Evaluation

Evaluation Results

All models evaluated on 52 hand-labeled real test examples. Metrics include Macro-F1, per-class F1, ECE, and calibration analysis.

The Fine-Tuning Delta

Every zero-shot model scored below 0.11 on Macro-F1. Fine-tuning on 884 synthetic examples transformed performance — and the smallest model won.

Full Results

All systems evaluated on the same 52 hand-labeled real test examples. ECE measured after temperature scaling on logprob confidence.
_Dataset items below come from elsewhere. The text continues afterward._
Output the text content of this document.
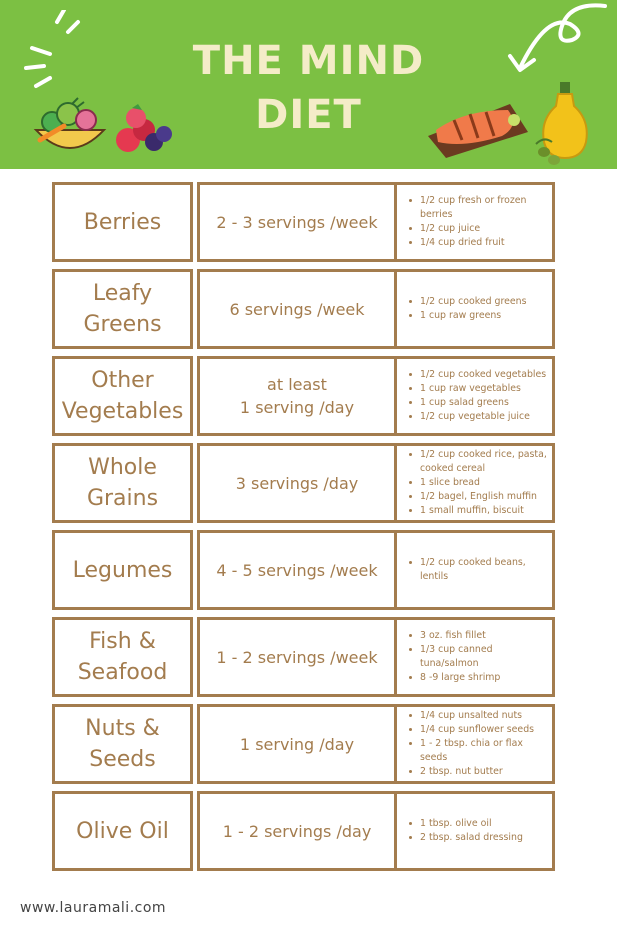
THE MIND
DIET
Berries
1/2 cup fresh or frozen berries
1/2 cup juice
1/4 cup dried fruit
2 - 3 servings /week
Leafy
Greens
1/2 cup cooked greens
1 cup raw greens
6 servings /week
Other
Vegetables
1/2 cup cooked vegetables
1 cup raw vegetables
1 cup salad greens
1/2 cup vegetable juice
at least
1 serving /day
Whole
Grains
1/2 cup cooked rice, pasta, cooked cereal
1 slice bread
1/2 bagel, English muffin
1 small muffin, biscuit
3 servings /day
Legumes	1/2 cup cooked beans, lentils
4 - 5 servings /week
Fish &
Seafood
3 oz. fish fillet
1/3 cup canned tuna/salmon
8 -9 large shrimp
1 - 2 servings /week
Nuts &
Seeds
1/4 cup unsalted nuts
1/4 cup sunflower seeds
1 - 2 tbsp. chia or flax seeds
2 tbsp. nut butter
1 serving /day
Olive Oil	1 tbsp. olive oil
2 tbsp. salad dressing
1 - 2 servings /day
www.lauramali.com
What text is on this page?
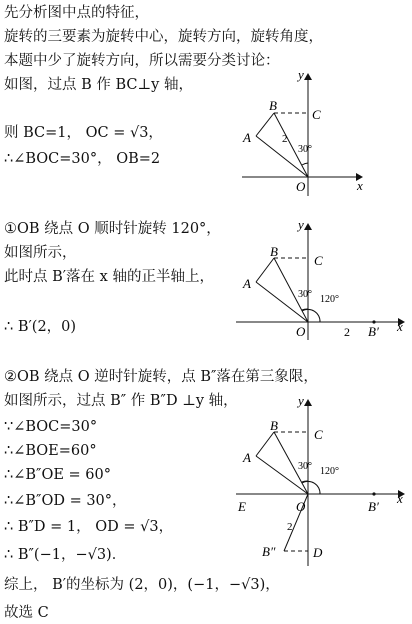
先分析图中点的特征，
旋转的三要素为旋转中心，旋转方向，旋转角度，
本题中少了旋转方向，所以需要分类讨论：
如图，过点 B 作 BC⊥y 轴，
则 BC=1， OC = √3，
∴∠BOC=30°， OB=2
①OB 绕点 O 顺时针旋转 120°，
如图所示，
此时点 B′落在 x 轴的正半轴上，
∴ B′(2，0)
②OB 绕点 O 逆时针旋转，点 B″落在第三象限，
如图所示，过点 B″ 作 B″D ⊥y 轴，
∵∠BOC=30°
∴∠BOE=60°
∴∠B″OE = 60°
∴∠B″OD = 30°，
∴ B″D = 1， OD = √3，
∴ B″(−1，−√3)．
综上， B′的坐标为 (2，0)，(−1，−√3)，
故选 C
y
x
B
C
A
O
2
30°
y
x
B
C
A
O
30° 120°
2 B′
y
x
B
C
A
O
30° 120°
E	B′
2
B″	D
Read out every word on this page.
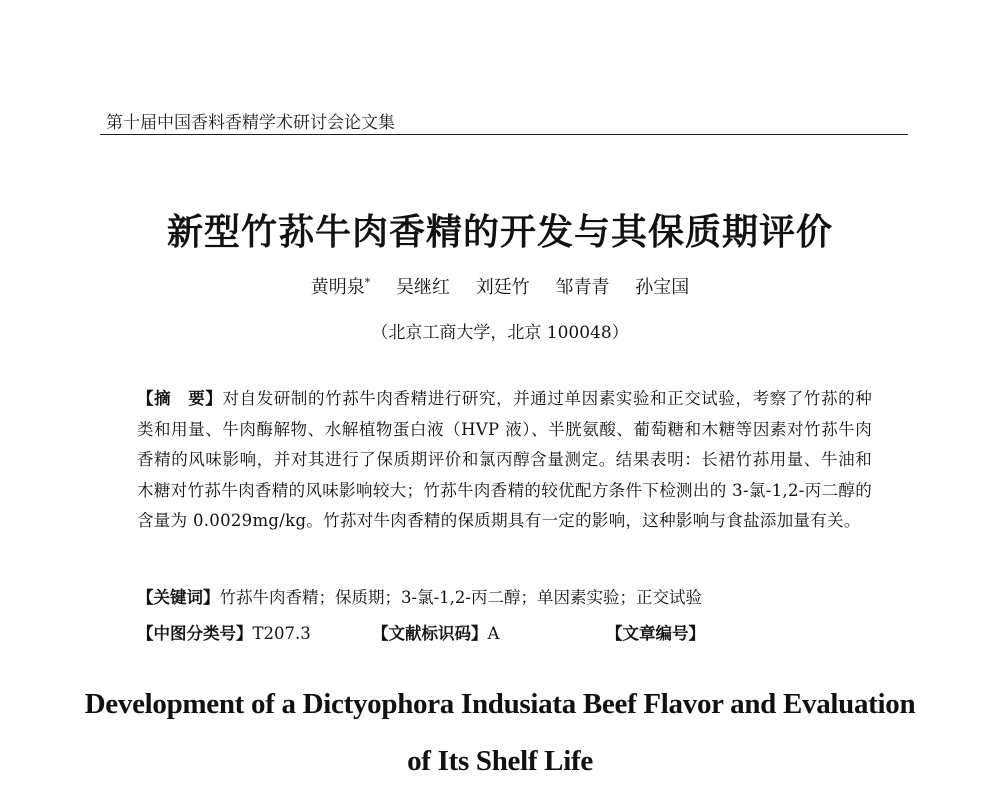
第十届中国香料香精学术研讨会论文集
新型竹荪牛肉香精的开发与其保质期评价
黄明泉* 吴继红 刘廷竹 邹青青 孙宝国
（北京工商大学，北京 100048）
【摘　要】对自发研制的竹荪牛肉香精进行研究，并通过单因素实验和正交试验，考察了竹荪的种类和用量、牛肉酶解物、水解植物蛋白液（HVP 液）、半胱氨酸、葡萄糖和木糖等因素对竹荪牛肉香精的风味影响，并对其进行了保质期评价和氯丙醇含量测定。结果表明：长裙竹荪用量、牛油和木糖对竹荪牛肉香精的风味影响较大；竹荪牛肉香精的较优配方条件下检测出的 3-氯-1,2-丙二醇的含量为 0.0029mg/kg。竹荪对牛肉香精的保质期具有一定的影响，这种影响与食盐添加量有关。
【关键词】竹荪牛肉香精；保质期；3-氯-1,2-丙二醇；单因素实验；正交试验
【中图分类号】T207.3	【文献标识码】A	【文章编号】
Development of a Dictyophora Indusiata Beef Flavor and Evaluation
of Its Shelf Life
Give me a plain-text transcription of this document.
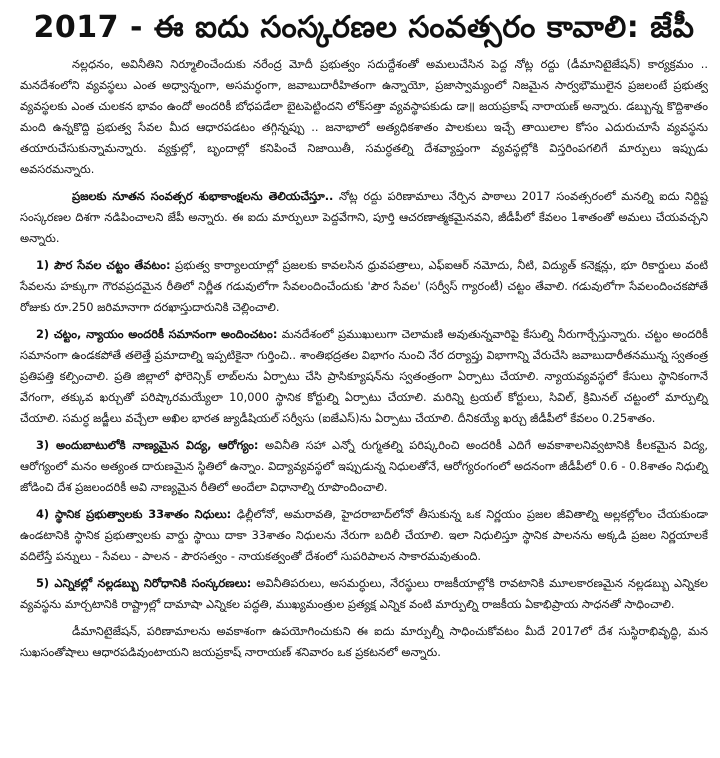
2017 - ఈ ఐదు సంస్కరణల సంవత్సరం కావాలి: జేపీ

నల్లధనం, అవినీతిని నిర్మూలించేందుకు నరేంద్ర మోదీ ప్రభుత్వం సదుద్దేశంతో అమలుచేసిన పెద్ద నోట్ల రద్దు (డీమానిటైజేషన్) కార్యక్రమం .. మనదేశంలోని వ్యవస్థలు ఎంత అధ్వాన్నంగా, అసమర్ధంగా, జవాబుదారీహితంగా ఉన్నాయో, ప్రజాస్వామ్యంలో నిజమైన సార్వభౌములైన ప్రజలంటే ప్రభుత్వ వ్యవస్థలకు ఎంత చులకన భావం ఉందో అందరికీ బోధపడేలా బైటపెట్టిందని లోక్‌సత్తా వ్యవస్థాపకుడు డా॥ జయప్రకాష్ నారాయణ్ అన్నారు. డబ్బున్న కొద్దిశాతం మంది ఉన్నకొద్ది ప్రభుత్వ సేవల మీద ఆధారపడటం తగ్గిన్నప్పు .. జనాభాలో అత్యధికశాతం పాలకులు ఇచ్చే తాయిలాల కోసం ఎదురుచూసే వ్యవస్థను తయారుచేసుకున్నామన్నారు. వ్యక్తుల్లో, బృందాల్లో కనిపించే నిజాయితీ, సమర్ధతల్ని దేశవ్యాప్తంగా వ్యవస్థల్లోకి విస్తరింపగలిగే మార్పులు ఇప్పుడు అవసరమన్నారు.

ప్రజలకు నూతన సంవత్సర శుభాకాంక్షలను తెలియచేస్తూ.. నోట్ల రద్దు పరిణామాలు నేర్పిన పాఠాలు 2017 సంవత్సరంలో మనల్ని ఐదు నిర్దిష్ట సంస్కరణల దిశగా నడిపించాలని జేపీ అన్నారు. ఈ ఐదు మార్పులూ పెద్దవేగాని, పూర్తి ఆచరణాత్మకమైనవని, జీడీపీలో కేవలం 1శాతంతో అమలు చేయవచ్చని అన్నారు.

1) పౌర సేవల చట్టం తేవటం: ప్రభుత్వ కార్యాలయాల్లో ప్రజలకు కావలసిన ధ్రువపత్రాలు, ఎఫ్‌ఐఆర్ నమోదు, నీటి, విద్యుత్ కనెక్షన్లు, భూ రికార్డులు వంటి సేవలను హక్కుగా గౌరవప్రదమైన రీతిలో నిర్ణీత గడువులోగా సేవలందించేందుకు 'పౌర సేవల' (సర్వీస్ గ్యారంటీ) చట్టం తేవాలి. గడువులోగా సేవలందించకపోతే రోజుకు రూ.250 జరిమానాగా దరఖాస్తుదారునికి చెల్లించాలి.

2) చట్టం, న్యాయం అందరికీ సమానంగా అందించటం: మనదేశంలో ప్రముఖులుగా చెలామణి అవుతున్నవారిపై కేసుల్ని నీరుగార్చేస్తున్నారు. చట్టం అందరికీ సమానంగా ఉండకపోతే తలెత్తే ప్రమాదాల్ని ఇప్పటికైనా గుర్తించి.. శాంతిభద్రతల విభాగం నుంచి నేర దర్యాప్తు విభాగాన్ని వేరుచేసి జవాబుదారీతనమున్న స్వతంత్ర ప్రతిపత్తి కల్పించాలి. ప్రతి జిల్లాలో ఫోరెన్సిక్ లాబ్‌లను ఏర్పాటు చేసి ప్రాసిక్యూషన్‌ను స్వతంత్రంగా ఏర్పాటు చేయాలి. న్యాయవ్యవస్థలో కేసులు స్థానికంగానే వేగంగా, తక్కువ ఖర్చుతో పరిష్కారమయ్యేలా 10,000 స్థానిక కోర్టుల్ని ఏర్పాటు చేయాలి. మరిన్ని ట్రయల్ కోర్టులు, సివిల్, క్రిమినల్ చట్టంలో మార్పుల్ని చేయాలి. సమర్ధ జడ్జీలు వచ్చేలా అఖిల భారత జ్యుడీషియల్ సర్వీసు (ఐజేఎస్)ను ఏర్పాటు చేయాలి. దీనికయ్యే ఖర్చు జీడీపీలో కేవలం 0.25శాతం.

3) అందుబాటులోకి నాణ్యమైన విద్య, ఆరోగ్యం: అవినీతి సహా ఎన్నో రుగ్మతల్ని పరిష్కరించి అందరికీ ఎదిగే అవకాశాలనివ్వటానికి కీలకమైన విద్య, ఆరోగ్యంలో మనం అత్యంత దారుణమైన స్థితిలో ఉన్నాం. విద్యావ్యవస్థలో ఇప్పుడున్న నిధులతోనే, ఆరోగ్యరంగంలో అదనంగా జీడీపీలో 0.6 - 0.8శాతం నిధుల్ని జోడించి దేశ ప్రజలందరికీ అవి నాణ్యమైన రీతిలో అందేలా విధానాల్ని రూపొందించాలి.

4) స్థానిక ప్రభుత్వాలకు 33శాతం నిధులు: ఢిల్లీలోనో, అమరావతి, హైదరాబాద్‌లోనో తీసుకున్న ఒక నిర్ణయం ప్రజల జీవితాల్ని అల్లకల్లోలం చేయకుండా ఉండటానికి స్థానిక ప్రభుత్వాలకు వార్డు స్థాయి దాకా 33శాతం నిధులను నేరుగా బదిలీ చేయాలి. ఇలా నిధులిస్తూ స్థానిక పాలనను అక్కడి ప్రజల నిర్ణయాలకే వదిలేస్తే పన్నులు - సేవలు - పాలన - పౌరసత్వం - నాయకత్వంతో దేశంలో సుపరిపాలన సాకారమవుతుంది.

5) ఎన్నికల్లో నల్లడబ్బు నిరోధానికి సంస్కరణలు: అవినీతిపరులు, అసమర్ధులు, నేరస్థులు రాజకీయాల్లోకి రావటానికి మూలకారణమైన నల్లడబ్బు ఎన్నికల వ్యవస్థను మార్చటానికి రాష్ట్రాల్లో దామాషా ఎన్నికల పద్ధతి, ముఖ్యమంత్రుల ప్రత్యక్ష ఎన్నిక వంటి మార్పుల్ని రాజకీయ ఏకాభిప్రాయ సాధనతో సాధించాలి.

డీమానిటైజేషన్, పరిణామాలను అవకాశంగా ఉపయోగించుకుని ఈ ఐదు మార్పుల్నీ సాధించుకోవటం మీదే 2017లో దేశ సుస్థిరాభివృద్ధి, మన సుఖసంతోషాలు ఆధారపడివుంటాయని జయప్రకాష్ నారాయణ్ శనివారం ఒక ప్రకటనలో అన్నారు.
System Params Macro-F1 95% CI ECE
Zero-shot Gemma 2B2B 0.063[0.040, 0.089]0.755
Zero-shot Mistral 7B7B 0.095[0.063, 0.128]0.645
Zero-shot Llama 3B3B 0.108[0.029, 0.186]0.632
Llama 1B LoRA1B 0.196[0.117, 0.274]0.154
Gemma 2B CF LoRA (r=8)2B 0.249[0.151, 0.336]0.129
Mistral 7B CF LoRA7B 0.760[0.648, 0.852]0.075
Llama 3.2 3B LoRA3B 0.856[0.764, 0.930]0.094
Gemma 2B Full LoRA2B 0.916[0.813, 0.981]0.056

Per-Class F1 Across Models

Where each model excels and struggles. All three top adapters nail bot detection (1.0 or close), but committed_leave is universally the hardest class — its event traces overlap with comparison_shopping (both involve browsing without filling fields).

Calibration: ECE Comparison

Verbalized confidence ("the model says 0.85") is consistently overconfident. Extracting logprobs directly improves calibration. Temperature scaling pushes ECE below 0.06 for the Gemma 2B adapter — the model's probability distribution is more trustworthy than its words.

Reliability Diagram

The diagonal is perfect calibration. Before calibration, the model clusters predictions in the 0.8-1.0 range regardless of actual accuracy. After temperature scaling, predictions spread across the confidence range and track the diagonal more closely.

Confusion Matrix

Gemma 2B Full LoRA on 52 real test examples. The main failure mode: comparison_shopping misclassified as committed_leave (3 cases). Both classes involve browsing without form engagement — the distinguishing signal is subtle.

Training Loss Curves

All models converge by epoch 3 with no overfitting. The Gemma 2B CF adapter (r=8, constrained for Cloudflare) starts with much higher loss and never catches up — rank matters more than model size for this task.